5 de septiembre de 2024 - Jueves de la 22ª semana par

1 Cor 3,18-23; Lc 5,1-11

Homilía

«Dejándolo todo, le siguieron». Esta última frase nos da evidentemente la clave para comprender el pasaje evangélico que acabamos de escuchar. No podemos apegarnos a Jesús sin desprendernos de todo lo demás. No podemos seguirle sin abandonar todo lo que podría retenernos en otra parte. Lucas, al comienzo de su Evangelio, quiere mostrar cómo los Apóstoles, y Pedro en particular, hicieron esta ruptura radical.

Pero, ¿qué abandonaron exactamente?
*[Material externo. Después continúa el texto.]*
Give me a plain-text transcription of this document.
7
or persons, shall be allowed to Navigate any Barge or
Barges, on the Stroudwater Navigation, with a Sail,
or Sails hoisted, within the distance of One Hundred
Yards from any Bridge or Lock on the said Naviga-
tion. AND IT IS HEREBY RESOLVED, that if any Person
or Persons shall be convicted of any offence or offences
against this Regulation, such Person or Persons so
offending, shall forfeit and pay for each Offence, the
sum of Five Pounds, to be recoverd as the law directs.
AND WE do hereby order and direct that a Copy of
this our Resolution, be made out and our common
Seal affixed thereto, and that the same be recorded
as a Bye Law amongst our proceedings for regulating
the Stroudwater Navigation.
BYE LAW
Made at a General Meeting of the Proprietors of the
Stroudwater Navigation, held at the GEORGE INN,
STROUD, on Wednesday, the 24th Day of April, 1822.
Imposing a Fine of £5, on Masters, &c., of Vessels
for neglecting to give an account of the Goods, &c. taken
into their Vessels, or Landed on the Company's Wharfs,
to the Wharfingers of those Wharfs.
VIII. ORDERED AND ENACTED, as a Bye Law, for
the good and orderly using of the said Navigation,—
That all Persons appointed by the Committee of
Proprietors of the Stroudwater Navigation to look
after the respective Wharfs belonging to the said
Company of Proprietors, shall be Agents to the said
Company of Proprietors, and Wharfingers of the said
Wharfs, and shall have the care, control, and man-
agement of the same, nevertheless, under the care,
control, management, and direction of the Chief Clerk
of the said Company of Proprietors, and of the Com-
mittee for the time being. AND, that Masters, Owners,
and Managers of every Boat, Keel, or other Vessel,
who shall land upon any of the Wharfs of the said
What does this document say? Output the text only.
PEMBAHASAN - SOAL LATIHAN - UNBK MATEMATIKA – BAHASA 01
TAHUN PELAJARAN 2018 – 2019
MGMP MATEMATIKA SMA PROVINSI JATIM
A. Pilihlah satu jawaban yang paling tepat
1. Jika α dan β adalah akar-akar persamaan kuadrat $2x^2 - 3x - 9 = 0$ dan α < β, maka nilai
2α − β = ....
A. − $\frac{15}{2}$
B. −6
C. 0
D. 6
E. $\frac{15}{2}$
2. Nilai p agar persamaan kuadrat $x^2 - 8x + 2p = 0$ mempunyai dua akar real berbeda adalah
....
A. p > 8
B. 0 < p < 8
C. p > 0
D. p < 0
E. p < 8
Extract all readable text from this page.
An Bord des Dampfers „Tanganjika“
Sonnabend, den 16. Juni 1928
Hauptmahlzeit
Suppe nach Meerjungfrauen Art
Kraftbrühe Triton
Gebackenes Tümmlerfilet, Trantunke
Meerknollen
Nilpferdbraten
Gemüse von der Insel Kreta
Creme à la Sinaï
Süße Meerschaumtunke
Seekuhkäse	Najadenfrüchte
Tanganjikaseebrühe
Mateo, en el texto paralelo, dice: «Dejando allí su barca y a su padre, le siguieron». Marcos añade: «dejando su barca, a su padre y a sus trabajadores». Lucas, cada vez más radical, dice simplemente: «dejándolo todo». Este «todo» significa mucho más que propiedades materiales. En primer lugar, significa una profesión (para los apóstoles, su profesión de pescadores), luego un lugar en la sociedad, un papel que desempeñar. Todo aquello por lo que normalmente se identifica a una persona en la sociedad.

Para los que somos monjes o monjas, cuando entramos en el monasterio dejamos atrás todo lo que teníamos. Podía ser mucho o muy poco. También dejamos a nuestra familia de origen y renunciamos a la idea de formar nuestra propia familia. Y luego, a medida que progresamos en esta vida monástica, nos damos cuenta de que hay otra renuncia más importante y más difícil, una renuncia que siempre hay que repetir; aquella de la que habló el propio Jesús cuando dijo: «El que no renuncia a sí mismo no puede ser mi discípulo». ¿Qué es la abnegación? En primer lugar, significa renunciar a todas las cosas con las que nos identificamos, para ir descubriendo poco a poco nuestra verdadera identidad, el «nombre» que Dios nos ha dado.

La renuncia más costosa, y la que más a menudo se nos escapa sutilmente, es la renuncia a encontrar nuestra identidad en lo que hacemos, en el papel que podamos tener en la sociedad o en la comunidad. Sea cual sea nuestro papel, ya sea el de responsable de un sector importante de la vida comunitaria o el de tercer ayudante del basurero, nuestra tentación es siempre encontrar nuestra importancia e incluso nuestra identidad en lo que hacemos, en los servicios que «generosamente» prestamos a la comunidad.

Dios toma entonces diversos medios para desprendernos de estas falsas identificaciones, para conducirnos a nuestra verdadera identidad. O puede ser simplemente que las exigencias de la vida comunitaria nos obliguen a cambiar de trabajo, o que no tengamos éxito en lo que se nos ha encomendado y tengamos que ser sustituidos, o que la enfermedad nos incapacite para hacer aquello para lo que se nos valoraba, o que la edad nos obligue a dejar uno tras otro los servicios que hemos prestado con gran dedicación y satisfacción. Se trata de un proceso constante y gradual de despojo que dura toda la vida y nunca termina, y que puede asustarnos fácilmente. Porque cuando nos despojamos de todas las cosas con las que nos identificamos, lo único que queda es nuestra identidad, el 'yo' que tenía esas cosas y ya no las tiene, que hacía esas cosas y ya no las hace, que tenía ese título y ya no lo tiene. Lo único que nos queda es el «nombre» que Dios nos dio, el nuevo nombre que recibimos en la orilla del lago cuando dejamos allí nuestra barca. Y entonces Jesús nos dice a cada uno de nosotros, como a Pedro: «No temas, no desmayes».